After the birth of five children—and twenty years as a housewife—Dottie’s immigrant mother, Rose, is itching to return to the social activism she embraced as a young woman. With strikes and breadlines at home and National Socialism rising in Europe, there is much more important work to do than cooking and cleaning. So when she realizes that she, too, is pregnant, she struggles to reconcile her longings with her faith.

As mother and daughter wrestle with unthinkable choices, they are forced to confront their beliefs, the changing world, and the fact that their lives will never again be the same….

My Thoughts:

The synopsis of this book is gripping, and almost frightening as we look back 80 years and yet see so much applicable to our current times.  Two women who are easy to fall in love with as a reader, both with so much to give and so much to live for, suddenly stopped by the realities of pregnancy.

Dottie goes off daily to her job, leaving behind her heritage, feeling embarrassed by the Jewish family traditions she still embodies.  She wants to spread her wings, but she also wants to honor her parents.  Rose’s life is difficult. The work of a housewife in her era was time consuming and much more physical than that we think of today.  She is intelligent and wants to give more of her time to the activism she believes in, the causes she knows are worth fighting for. The details and language that Jennifer Brown uses in this book are both beautiful and harsh.  I learned many more yiddish words, something I love because I embrace using a dictionary, and the imagery of life in 1935 was so finely drawn.  This book painted such a picture that it was wonderful to immerse myself in a world I’ve never been in.  When a book does this for me…I couldn’t be happier.

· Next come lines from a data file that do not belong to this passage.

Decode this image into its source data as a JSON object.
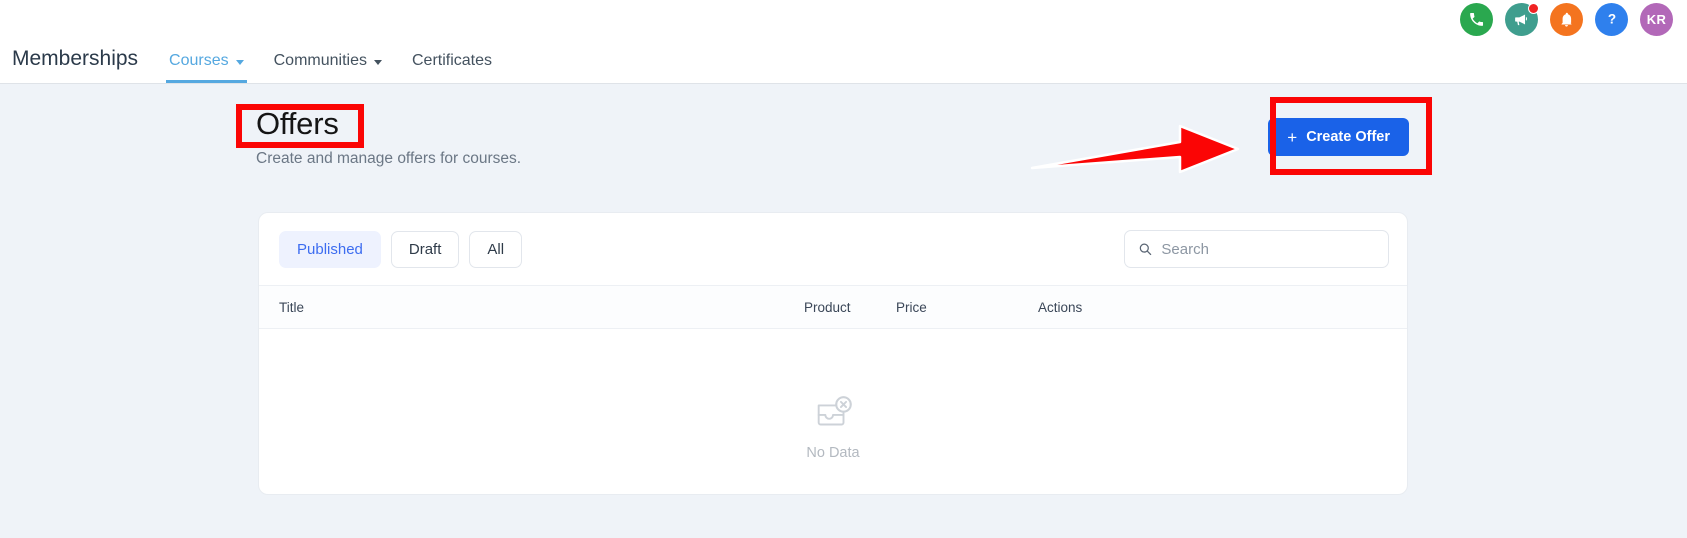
{
  "topbar": {
    "brand": "Memberships",
    "nav": [
      {
        "label": "Courses",
        "has_chevron": true,
        "active": true
      },
      {
        "label": "Communities",
        "has_chevron": true,
        "active": false
      },
      {
        "label": "Certificates",
        "has_chevron": false,
        "active": false
      }
    ],
    "icons": [
      {
        "name": "phone-icon",
        "color": "#2aa84f",
        "badge": false
      },
      {
        "name": "megaphone-icon",
        "color": "#3f9e8e",
        "badge": true
      },
      {
        "name": "bell-icon",
        "color": "#f4741f",
        "badge": false
      },
      {
        "name": "help-icon",
        "color": "#2f80ed",
        "badge": false
      }
    ],
    "avatar": {
      "initials": "KR",
      "color": "#b268b8"
    }
  },
  "page": {
    "title": "Offers",
    "subtitle": "Create and manage offers for courses.",
    "create_button": {
      "plus": "+",
      "label": "Create Offer",
      "color": "#1a62e8"
    }
  },
  "annotations": {
    "color": "#fb0505",
    "title_highlight": true,
    "button_highlight": true,
    "arrow_points_to": "Create Offer"
  },
  "card": {
    "filters": [
      {
        "label": "Published",
        "active": true
      },
      {
        "label": "Draft",
        "active": false
      },
      {
        "label": "All",
        "active": false
      }
    ],
    "search": {
      "value": "",
      "placeholder": "Search"
    },
    "table": {
      "columns": [
        "Title",
        "Product",
        "Price",
        "Actions"
      ],
      "rows": []
    },
    "empty_state": {
      "label": "No Data",
      "icon": "no-data-inbox-icon"
    }
  }
}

If I’d read this book 10 years ago I  would have found less in common in the world we live in.  I would have seen so many more choices that these women have if they’d lived in my lifetime.  While birth control is still widely available, abortion is becoming a less available option.  Social activism is reaching new heights in light of our current political situation. The Krasinsky family are immigrants and while their right to be here isn’t threatened they feel separate, and they are looking for ways to help others come to the US.  I highly recommend Modern Girls, it’s more than just historical fiction, it’s an intimate look into two women’s lives and how they manage unforeseen crisis, and a mirror of how life hasn’t really changed so much.